FSMA requires a range of measures to address the foodborne illness epidemic, including the establishment of a new laboratory accreditation program. This program is critical for FDA to ensure that food testing laboratories meet high-quality standards and that food producers and processors are complying with other FSMA provisions. Congress required FDA to establish the laboratory accreditation program by January 2013. Yet more than six years after this deadline, and countless numbers of food safety illness episodes later—including a 2018 E. coli outbreak linked to romaine lettuce that resulted in five deaths and 210 sickened people in 36 states—FDA has failed to designate any high-risk foods.
"After years of delay, FDA must now follow through and establish this much needed laboratory accreditation program," said Jaydee Hanson, CFS policy director. "Increasing and integrating the number of labs conducting food testing will better ensure compliance with FSMA's preventive controls and help FDA to rapidly detect and respond to foodborne illness outbreaks when they do occur."

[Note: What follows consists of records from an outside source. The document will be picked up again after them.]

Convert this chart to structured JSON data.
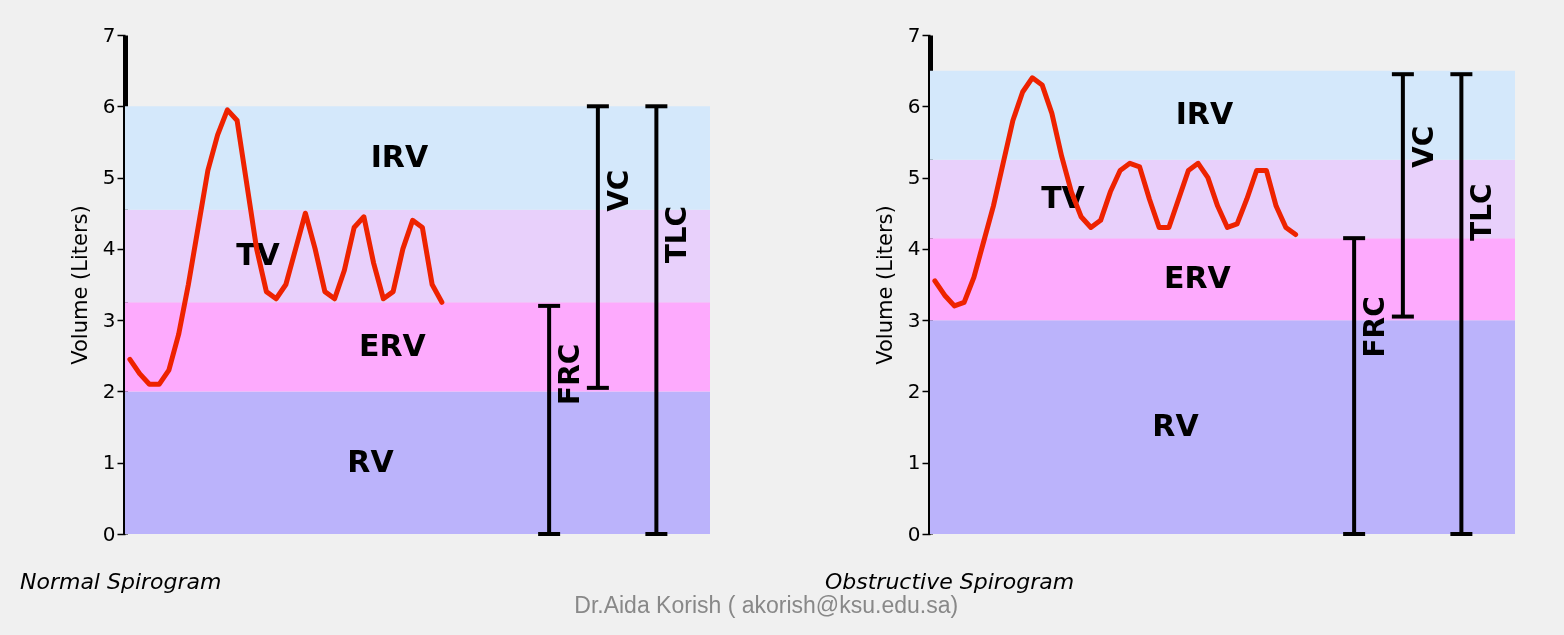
{
  "chart_data": [
    {
      "type": "line",
      "title": "Normal Spirogram",
      "ylabel": "Volume (Liters)",
      "tick_labels": "y",
      "grid": false,
      "categories": [
        null,
        null,
        null,
        null,
        null,
        null,
        null,
        null,
        null,
        null,
        null,
        null,
        null,
        null,
        null,
        null,
        null,
        null,
        null,
        null,
        null,
        null,
        null,
        null,
        null,
        null,
        null,
        null,
        null,
        null,
        null,
        null,
        null,
        null,
        null,
        null,
        null,
        null,
        null,
        null,
        null,
        null,
        null,
        null,
        null,
        null,
        null,
        null,
        null,
        null,
        null,
        null,
        null,
        null,
        null,
        null,
        null,
        null,
        null,
        null
      ],
      "ylim": [
        0,
        7
      ],
      "yticks": [
        0,
        1,
        2,
        3,
        4,
        5,
        6,
        7
      ],
      "bands": [
        {
          "axis": "y",
          "from": 0,
          "to": 2,
          "label": "RV",
          "color": "#bbb3fb"
        },
        {
          "axis": "y",
          "from": 2,
          "to": 3.25,
          "label": "ERV",
          "color": "#fdaafd"
        },
        {
          "axis": "y",
          "from": 3.25,
          "to": 4.55,
          "label": "TV",
          "color": "#e8d0fb"
        },
        {
          "axis": "y",
          "from": 4.55,
          "to": 6,
          "label": "IRV",
          "color": "#d4e8fb"
        }
      ],
      "series": [
        {
          "type": "line",
          "color": "#ee2200",
          "values": [
            2.45,
            2.25,
            2.1,
            2.1,
            2.3,
            2.8,
            3.5,
            4.3,
            5.1,
            5.6,
            5.95,
            5.8,
            4.9,
            4.0,
            3.4,
            3.3,
            3.5,
            4.0,
            4.5,
            4.0,
            3.4,
            3.3,
            3.7,
            4.3,
            4.45,
            3.8,
            3.3,
            3.4,
            4.0,
            4.4,
            4.3,
            3.5,
            3.25,
            null,
            null,
            null,
            null,
            null,
            null,
            null,
            null,
            null,
            null,
            null,
            null,
            null,
            null,
            null,
            null,
            null,
            null,
            null,
            null,
            null,
            null,
            null,
            null,
            null,
            null,
            null
          ]
        },
        {
          "type": "bar",
          "name": "FRC",
          "color": "#000000",
          "values": [
            null,
            null,
            null,
            null,
            null,
            null,
            null,
            null,
            null,
            null,
            null,
            null,
            null,
            null,
            null,
            null,
            null,
            null,
            null,
            null,
            null,
            null,
            null,
            null,
            null,
            null,
            null,
            null,
            null,
            null,
            null,
            null,
            null,
            null,
            null,
            null,
            null,
            null,
            null,
            null,
            null,
            null,
            null,
            3.2,
            null,
            null,
            null,
            null,
            null,
            null,
            null,
            null,
            null,
            null,
            null,
            null,
            null,
            null,
            null,
            null
          ],
          "base": [
            null,
            null,
            null,
            null,
            null,
            null,
            null,
            null,
            null,
            null,
            null,
            null,
            null,
            null,
            null,
            null,
            null,
            null,
            null,
            null,
            null,
            null,
            null,
            null,
            null,
            null,
            null,
            null,
            null,
            null,
            null,
            null,
            null,
            null,
            null,
            null,
            null,
            null,
            null,
            null,
            null,
            null,
            null,
            0,
            null,
            null,
            null,
            null,
            null,
            null,
            null,
            null,
            null,
            null,
            null,
            null,
            null,
            null,
            null,
            null
          ]
        },
        {
          "type": "bar",
          "name": "VC",
          "color": "#000000",
          "values": [
            null,
            null,
            null,
            null,
            null,
            null,
            null,
            null,
            null,
            null,
            null,
            null,
            null,
            null,
            null,
            null,
            null,
            null,
            null,
            null,
            null,
            null,
            null,
            null,
            null,
            null,
            null,
            null,
            null,
            null,
            null,
            null,
            null,
            null,
            null,
            null,
            null,
            null,
            null,
            null,
            null,
            null,
            null,
            null,
            null,
            null,
            null,
            null,
            3.95,
            null,
            null,
            null,
            null,
            null,
            null,
            null,
            null,
            null,
            null,
            null
          ],
          "base": [
            null,
            null,
            null,
            null,
            null,
            null,
            null,
            null,
            null,
            null,
            null,
            null,
            null,
            null,
            null,
            null,
            null,
            null,
            null,
            null,
            null,
            null,
            null,
            null,
            null,
            null,
            null,
            null,
            null,
            null,
            null,
            null,
            null,
            null,
            null,
            null,
            null,
            null,
            null,
            null,
            null,
            null,
            null,
            null,
            null,
            null,
            null,
            null,
            2.05,
            null,
            null,
            null,
            null,
            null,
            null,
            null,
            null,
            null,
            null,
            null
          ]
        },
        {
          "type": "bar",
          "name": "TLC",
          "color": "#000000",
          "values": [
            null,
            null,
            null,
            null,
            null,
            null,
            null,
            null,
            null,
            null,
            null,
            null,
            null,
            null,
            null,
            null,
            null,
            null,
            null,
            null,
            null,
            null,
            null,
            null,
            null,
            null,
            null,
            null,
            null,
            null,
            null,
            null,
            null,
            null,
            null,
            null,
            null,
            null,
            null,
            null,
            null,
            null,
            null,
            null,
            null,
            null,
            null,
            null,
            null,
            null,
            null,
            null,
            null,
            null,
            6.0,
            null,
            null,
            null,
            null,
            null
          ],
          "base": [
            null,
            null,
            null,
            null,
            null,
            null,
            null,
            null,
            null,
            null,
            null,
            null,
            null,
            null,
            null,
            null,
            null,
            null,
            null,
            null,
            null,
            null,
            null,
            null,
            null,
            null,
            null,
            null,
            null,
            null,
            null,
            null,
            null,
            null,
            null,
            null,
            null,
            null,
            null,
            null,
            null,
            null,
            null,
            null,
            null,
            null,
            null,
            null,
            null,
            null,
            null,
            null,
            null,
            null,
            0,
            null,
            null,
            null,
            null,
            null
          ]
        }
      ]
    },
    {
      "type": "line",
      "title": "Obstructive Spirogram",
      "ylabel": "Volume (Liters)",
      "tick_labels": "y",
      "grid": false,
      "annotations": [
        "Dr.Aida Korish  ( akorish@ksu.edu.sa)"
      ],
      "categories": [
        null,
        null,
        null,
        null,
        null,
        null,
        null,
        null,
        null,
        null,
        null,
        null,
        null,
        null,
        null,
        null,
        null,
        null,
        null,
        null,
        null,
        null,
        null,
        null,
        null,
        null,
        null,
        null,
        null,
        null,
        null,
        null,
        null,
        null,
        null,
        null,
        null,
        null,
        null,
        null,
        null,
        null,
        null,
        null,
        null,
        null,
        null,
        null,
        null,
        null,
        null,
        null,
        null,
        null,
        null,
        null,
        null,
        null,
        null,
        null
      ],
      "ylim": [
        0,
        7
      ],
      "yticks": [
        0,
        1,
        2,
        3,
        4,
        5,
        6,
        7
      ],
      "bands": [
        {
          "axis": "y",
          "from": 0,
          "to": 3,
          "label": "RV",
          "color": "#bbb3fb"
        },
        {
          "axis": "y",
          "from": 3,
          "to": 4.15,
          "label": "ERV",
          "color": "#fdaafd"
        },
        {
          "axis": "y",
          "from": 4.15,
          "to": 5.25,
          "label": "TV",
          "color": "#e8d0fb"
        },
        {
          "axis": "y",
          "from": 5.25,
          "to": 6.5,
          "label": "IRV",
          "color": "#d4e8fb"
        }
      ],
      "series": [
        {
          "type": "line",
          "color": "#ee2200",
          "values": [
            3.55,
            3.35,
            3.2,
            3.25,
            3.6,
            4.1,
            4.6,
            5.2,
            5.8,
            6.2,
            6.4,
            6.3,
            5.9,
            5.3,
            4.8,
            4.45,
            4.3,
            4.4,
            4.8,
            5.1,
            5.2,
            5.15,
            4.7,
            4.3,
            4.3,
            4.7,
            5.1,
            5.2,
            5.0,
            4.6,
            4.3,
            4.35,
            4.7,
            5.1,
            5.1,
            4.6,
            4.3,
            4.2,
            null,
            null,
            null,
            null,
            null,
            null,
            null,
            null,
            null,
            null,
            null,
            null,
            null,
            null,
            null,
            null,
            null,
            null,
            null,
            null,
            null,
            null
          ]
        },
        {
          "type": "bar",
          "name": "FRC",
          "color": "#000000",
          "values": [
            null,
            null,
            null,
            null,
            null,
            null,
            null,
            null,
            null,
            null,
            null,
            null,
            null,
            null,
            null,
            null,
            null,
            null,
            null,
            null,
            null,
            null,
            null,
            null,
            null,
            null,
            null,
            null,
            null,
            null,
            null,
            null,
            null,
            null,
            null,
            null,
            null,
            null,
            null,
            null,
            null,
            null,
            null,
            4.15,
            null,
            null,
            null,
            null,
            null,
            null,
            null,
            null,
            null,
            null,
            null,
            null,
            null,
            null,
            null,
            null
          ],
          "base": [
            null,
            null,
            null,
            null,
            null,
            null,
            null,
            null,
            null,
            null,
            null,
            null,
            null,
            null,
            null,
            null,
            null,
            null,
            null,
            null,
            null,
            null,
            null,
            null,
            null,
            null,
            null,
            null,
            null,
            null,
            null,
            null,
            null,
            null,
            null,
            null,
            null,
            null,
            null,
            null,
            null,
            null,
            null,
            0,
            null,
            null,
            null,
            null,
            null,
            null,
            null,
            null,
            null,
            null,
            null,
            null,
            null,
            null,
            null,
            null
          ]
        },
        {
          "type": "bar",
          "name": "VC",
          "color": "#000000",
          "values": [
            null,
            null,
            null,
            null,
            null,
            null,
            null,
            null,
            null,
            null,
            null,
            null,
            null,
            null,
            null,
            null,
            null,
            null,
            null,
            null,
            null,
            null,
            null,
            null,
            null,
            null,
            null,
            null,
            null,
            null,
            null,
            null,
            null,
            null,
            null,
            null,
            null,
            null,
            null,
            null,
            null,
            null,
            null,
            null,
            null,
            null,
            null,
            null,
            3.4,
            null,
            null,
            null,
            null,
            null,
            null,
            null,
            null,
            null,
            null,
            null
          ],
          "base": [
            null,
            null,
            null,
            null,
            null,
            null,
            null,
            null,
            null,
            null,
            null,
            null,
            null,
            null,
            null,
            null,
            null,
            null,
            null,
            null,
            null,
            null,
            null,
            null,
            null,
            null,
            null,
            null,
            null,
            null,
            null,
            null,
            null,
            null,
            null,
            null,
            null,
            null,
            null,
            null,
            null,
            null,
            null,
            null,
            null,
            null,
            null,
            null,
            3.05,
            null,
            null,
            null,
            null,
            null,
            null,
            null,
            null,
            null,
            null,
            null
          ]
        },
        {
          "type": "bar",
          "name": "TLC",
          "color": "#000000",
          "values": [
            null,
            null,
            null,
            null,
            null,
            null,
            null,
            null,
            null,
            null,
            null,
            null,
            null,
            null,
            null,
            null,
            null,
            null,
            null,
            null,
            null,
            null,
            null,
            null,
            null,
            null,
            null,
            null,
            null,
            null,
            null,
            null,
            null,
            null,
            null,
            null,
            null,
            null,
            null,
            null,
            null,
            null,
            null,
            null,
            null,
            null,
            null,
            null,
            null,
            null,
            null,
            null,
            null,
            null,
            6.45,
            null,
            null,
            null,
            null,
            null
          ],
          "base": [
            null,
            null,
            null,
            null,
            null,
            null,
            null,
            null,
            null,
            null,
            null,
            null,
            null,
            null,
            null,
            null,
            null,
            null,
            null,
            null,
            null,
            null,
            null,
            null,
            null,
            null,
            null,
            null,
            null,
            null,
            null,
            null,
            null,
            null,
            null,
            null,
            null,
            null,
            null,
            null,
            null,
            null,
            null,
            null,
            null,
            null,
            null,
            null,
            null,
            null,
            null,
            null,
            null,
            null,
            0,
            null,
            null,
            null,
            null,
            null
          ]
        }
      ]
    }
  ]
}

This is the third successful case that CFS has brought against FDA to enforce FSMA's requirements. In 2012-2014, CFS successfully litigated the first-ever FSMA lawsuit, over FDA's failure to comply with FSMA's requirements that FDA promulgate and issue seven different major food safety rules, the basic rules that oversee all areas of the food system under FSMA, including food production, transport, and imports. That case resulted in FDA's enactment of those core regulations based on new Court-set deadlines. In 2018-2019, CFS successfully litigated its second FSMA lawsuit over FDA's failure to designate and establish reporting requirements for foods that are at "high-risk" of foodborne illness outbreaks. That case resulted in FDA agreeing to designate "high-risk" foods by September 2020 and establish reporting requirements for those foods by November 2022.